Teradata Aster® Analytics Foundation User GuideUpdate 2

Product

Aster Analytics

Release Number

7.00.02

Published

September 2017

Language

English (United States)

Last Update

2018-04-17

dita:mapPath

uce1497542673292.ditamap

dita:ditavalPath

AA-notempfilter_pdf_output.ditaval

dita:id

B700-1022

lifecycle

Product Category

Software

TextColumn

Specifies the name of the input table column that contains the text to analyze.

Model

[Optional] Required if you do not specify configuration_table, in which case you cannot specify 'all'.

Specifies the model items to load.

If you specify both configuration_table and this argument, the function loads the specified model items from configuration_table.

Default: 'all' (If you specify configuration_table but omit this argument).

The entity_type is the name of an entity type (for example, PERSON, LOCATION, or EMAIL), which appears in the output table.

The model_type is one of these model types:

'max entropy'
Maximum entropy language model generated by training.
'rule'
Rule-based model, a plain text file with one regular expression on each line.
'dictionary'
Dictionary-based model, a plain text file with one word on each line.
'reg exp'
Regular expression that describes entity_type.

If model_type is 'reg exp', specify regular_expression (a regular expression that describes entity_type); otherwise, specify model_file (the name of the model file). Before calling the function, add the location of every specified model_file to the user/session default search path.

If you specify configuration_table, you can use entity_type as a shortcut. For example, if the configure_table has the row 'organization, max entropy, en-ner-organization.bin', you can specify Model('organization') as a shortcut for Model('organization:max entropy:en-ner-organization.bin').

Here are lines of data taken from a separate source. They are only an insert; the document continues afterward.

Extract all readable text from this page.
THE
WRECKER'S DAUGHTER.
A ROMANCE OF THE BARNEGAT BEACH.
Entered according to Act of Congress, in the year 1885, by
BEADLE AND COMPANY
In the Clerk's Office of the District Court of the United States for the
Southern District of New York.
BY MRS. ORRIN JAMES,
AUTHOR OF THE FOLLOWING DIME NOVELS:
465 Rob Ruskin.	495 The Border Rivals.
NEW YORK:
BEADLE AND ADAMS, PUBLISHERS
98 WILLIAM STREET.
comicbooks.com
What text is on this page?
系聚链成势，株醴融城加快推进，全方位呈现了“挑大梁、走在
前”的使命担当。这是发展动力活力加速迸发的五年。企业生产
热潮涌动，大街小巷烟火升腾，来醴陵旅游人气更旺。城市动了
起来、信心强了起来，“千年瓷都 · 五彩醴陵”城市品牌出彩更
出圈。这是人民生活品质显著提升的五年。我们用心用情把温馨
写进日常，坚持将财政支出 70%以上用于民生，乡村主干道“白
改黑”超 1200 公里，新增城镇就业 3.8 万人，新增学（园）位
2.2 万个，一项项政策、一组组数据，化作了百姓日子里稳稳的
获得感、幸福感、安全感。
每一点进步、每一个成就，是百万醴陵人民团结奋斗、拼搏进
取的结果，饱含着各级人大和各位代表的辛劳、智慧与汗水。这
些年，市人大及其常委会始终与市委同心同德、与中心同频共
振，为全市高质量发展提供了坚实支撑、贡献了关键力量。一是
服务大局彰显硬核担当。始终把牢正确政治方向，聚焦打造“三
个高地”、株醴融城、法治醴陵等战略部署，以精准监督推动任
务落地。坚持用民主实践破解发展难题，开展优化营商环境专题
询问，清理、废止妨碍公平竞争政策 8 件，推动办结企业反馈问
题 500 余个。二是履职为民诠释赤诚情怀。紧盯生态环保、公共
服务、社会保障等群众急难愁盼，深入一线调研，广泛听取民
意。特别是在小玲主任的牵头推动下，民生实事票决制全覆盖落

For model_type 'max entropy', if you specify configuration_file and omit this argument, then the JVM of the worker node needs more than 2GB of memory.

ShowEntityContext

[Optional] Specifies the number of context words to output. If context_words is n (which must be a positive integer), the function outputs the n words that precede the entity, the entity, and the n words that follow the entity. Default: 0.

EntityColumn

[Optional] Specifies the name of the output table column that contains the entity names. Default: 'entity'.

Accumulate

[Optional] Specifies the names of input columns to copy to the output table. No accumulate_column can be an entity_column. Default: All input columns.